Much of the committee's work has been done in secret, and Darling says that's a mistake.
"Trying to steamroll the American people with unpopular changes to taxes and entitlement reform is not democratic," Darling says.
Taxes may be too complicated to address
In an era of political warfare, a rare front of agreement is on eliminating some tax breaks to raise more revenue and to make income taxes simpler.
But, Bixby points out, "some of the things that make the tax code more complicated, the public likes — like home mortgage interest deductions." The less popular tax breaks, like those for oil companies or corporate jets, don't cost nearly as much as mortgage deductions and other popular tax breaks.
One point of contention between the parties is how to use the additional revenue from any tax breaks that are eliminated. Democrats have pushed for lowering the deficit. Republicans have said they want to use the money to lower overall income tax rates. The top tax rate is now 35 percent but will go up to nearly 40 percent in 2013, when the Bush tax cuts are scheduled to expire. One recent GOP proposal would reduce the top rate to 28 percent.
Rewriting the entire tax code in the week before the panel's Nov. 23 deadline is seen as unlikely. The committee reportedly has considered directing that it be done but asking the regular congressional committees to work out the details later.
Darling sees that as mere wishful thinking. "If politicians failed over and over to cut this deal, why would we think it's going to happen in another year?"

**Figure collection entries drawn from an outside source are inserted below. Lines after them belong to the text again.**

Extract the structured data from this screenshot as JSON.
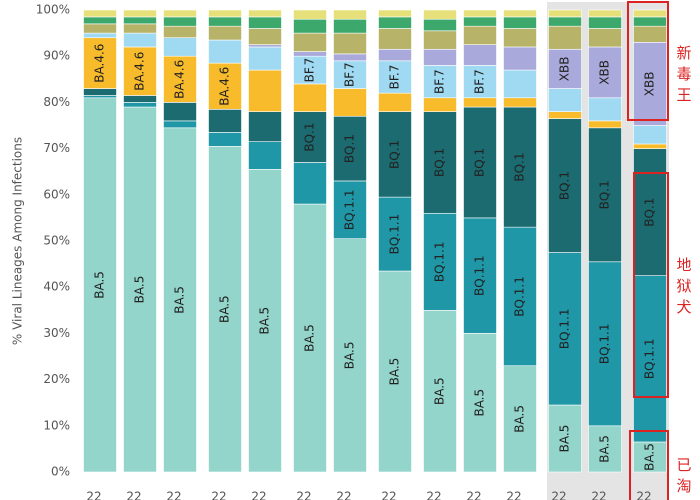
{
  "chart_data": {
    "type": "stacked_bar",
    "y_label": "% Viral Lineages Among Infections",
    "categories": [
      "22",
      "22",
      "22",
      "22",
      "22",
      "22",
      "22",
      "22",
      "22",
      "22",
      "22",
      "22",
      "22",
      "22"
    ],
    "ylim": [
      0,
      100
    ],
    "yticks": [
      {
        "value": 0,
        "label": "0%"
      },
      {
        "value": 10,
        "label": "10%"
      },
      {
        "value": 20,
        "label": "20%"
      },
      {
        "value": 30,
        "label": "30%"
      },
      {
        "value": 40,
        "label": "40%"
      },
      {
        "value": 50,
        "label": "50%"
      },
      {
        "value": 60,
        "label": "60%"
      },
      {
        "value": 70,
        "label": "70%"
      },
      {
        "value": 80,
        "label": "80%"
      },
      {
        "value": 90,
        "label": "90%"
      },
      {
        "value": 100,
        "label": "100%"
      }
    ],
    "series": [
      {
        "color": "#93d5ca",
        "values": [
          81,
          79,
          74.5,
          70.5,
          65.5,
          58,
          50.5,
          43.5,
          35,
          30,
          23,
          14.5,
          10,
          6.5
        ],
        "value_labels": [
          "BA.5",
          "BA.5",
          "BA.5",
          "BA.5",
          "BA.5",
          "BA.5",
          "BA.5",
          "BA.5",
          "BA.5",
          "BA.5",
          "BA.5",
          "BA.5",
          "BA.5",
          "BA.5"
        ]
      },
      {
        "color": "#1f97a6",
        "values": [
          0.5,
          1,
          1.5,
          3,
          6,
          9,
          12.5,
          16,
          21,
          25,
          30,
          33,
          35.5,
          36
        ],
        "value_labels": [
          null,
          null,
          null,
          null,
          null,
          null,
          "BQ.1.1",
          "BQ.1.1",
          "BQ.1.1",
          "BQ.1.1",
          "BQ.1.1",
          "BQ.1.1",
          "BQ.1.1",
          "BQ.1.1"
        ]
      },
      {
        "color": "#1b6b70",
        "values": [
          1.5,
          1.5,
          4,
          5,
          6.5,
          11,
          14,
          18.5,
          22,
          24,
          26,
          29,
          29,
          27.5
        ],
        "value_labels": [
          null,
          null,
          null,
          null,
          null,
          "BQ.1",
          "BQ.1",
          "BQ.1",
          "BQ.1",
          "BQ.1",
          "BQ.1",
          "BQ.1",
          "BQ.1",
          "BQ.1"
        ]
      },
      {
        "color": "#f7bb2c",
        "values": [
          11,
          10.5,
          10,
          10,
          9,
          6,
          6,
          4,
          3,
          2,
          2,
          1.5,
          1.5,
          1
        ],
        "value_labels": [
          "BA.4.6",
          "BA.4.6",
          "BA.4.6",
          "BA.4.6",
          null,
          null,
          null,
          null,
          null,
          null,
          null,
          null,
          null,
          null
        ]
      },
      {
        "color": "#9fd9f2",
        "values": [
          1,
          3,
          4,
          5,
          5,
          6,
          6,
          7,
          7,
          7,
          6,
          5,
          5,
          4
        ],
        "value_labels": [
          null,
          null,
          null,
          null,
          null,
          "BF.7",
          "BF.7",
          "BF.7",
          "BF.7",
          "BF.7",
          null,
          null,
          null,
          null
        ]
      },
      {
        "color": "#aaa9dc",
        "values": [
          0,
          0,
          0,
          0,
          0.5,
          1,
          1.5,
          2.5,
          3.5,
          4.5,
          5,
          8.5,
          11,
          18
        ],
        "value_labels": [
          null,
          null,
          null,
          null,
          null,
          null,
          null,
          null,
          null,
          null,
          null,
          "XBB",
          "XBB",
          "XBB"
        ]
      },
      {
        "color": "#b7b46a",
        "values": [
          2,
          2,
          2.5,
          3,
          3.5,
          4,
          4.5,
          4.5,
          4,
          4,
          4,
          5,
          4,
          3.5
        ]
      },
      {
        "color": "#3da86c",
        "values": [
          1.5,
          1.5,
          2,
          2,
          2.5,
          3,
          3,
          2.5,
          2.5,
          2,
          2.5,
          2,
          2.5,
          2
        ]
      },
      {
        "color": "#e6e07a",
        "values": [
          1.5,
          1.5,
          1.5,
          1.5,
          1.5,
          2,
          2,
          1.5,
          2,
          1.5,
          1.5,
          1.5,
          1.5,
          1.5
        ]
      }
    ],
    "annotations": [
      "新毒王",
      "地狱犬",
      "已淘"
    ]
  }
}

Washington politicians have a long history of pulling together deals under deadline pressure, so the supercommittee could still produce $1.2 trillion in deficit savings to ward off across-the-board cuts, or a smaller package that would reduce the automatic cuts. If Congress makes the full $1.5 trillion in cuts, the debt ceiling will be raised as well, forestalling another fight on that.
If the committee fails to offer a package of deficit cuts, it will be a wasted opportunity, Bixby says. The law that established the committee gave its proposals special treatment in Congress. Any proposal would be guaranteed a vote in Congress by Dec. 23 and couldn't be amended or filibustered.
But that's only if the panel can produce a deal by the Nov. 23 deadline.
"They have superpowers. That doesn't mean they are going to do anything with them," Bixby says.
Tamara Lytle is a freelance writer in the Washington, D.C., area who has covered government and politics for more than 20 years.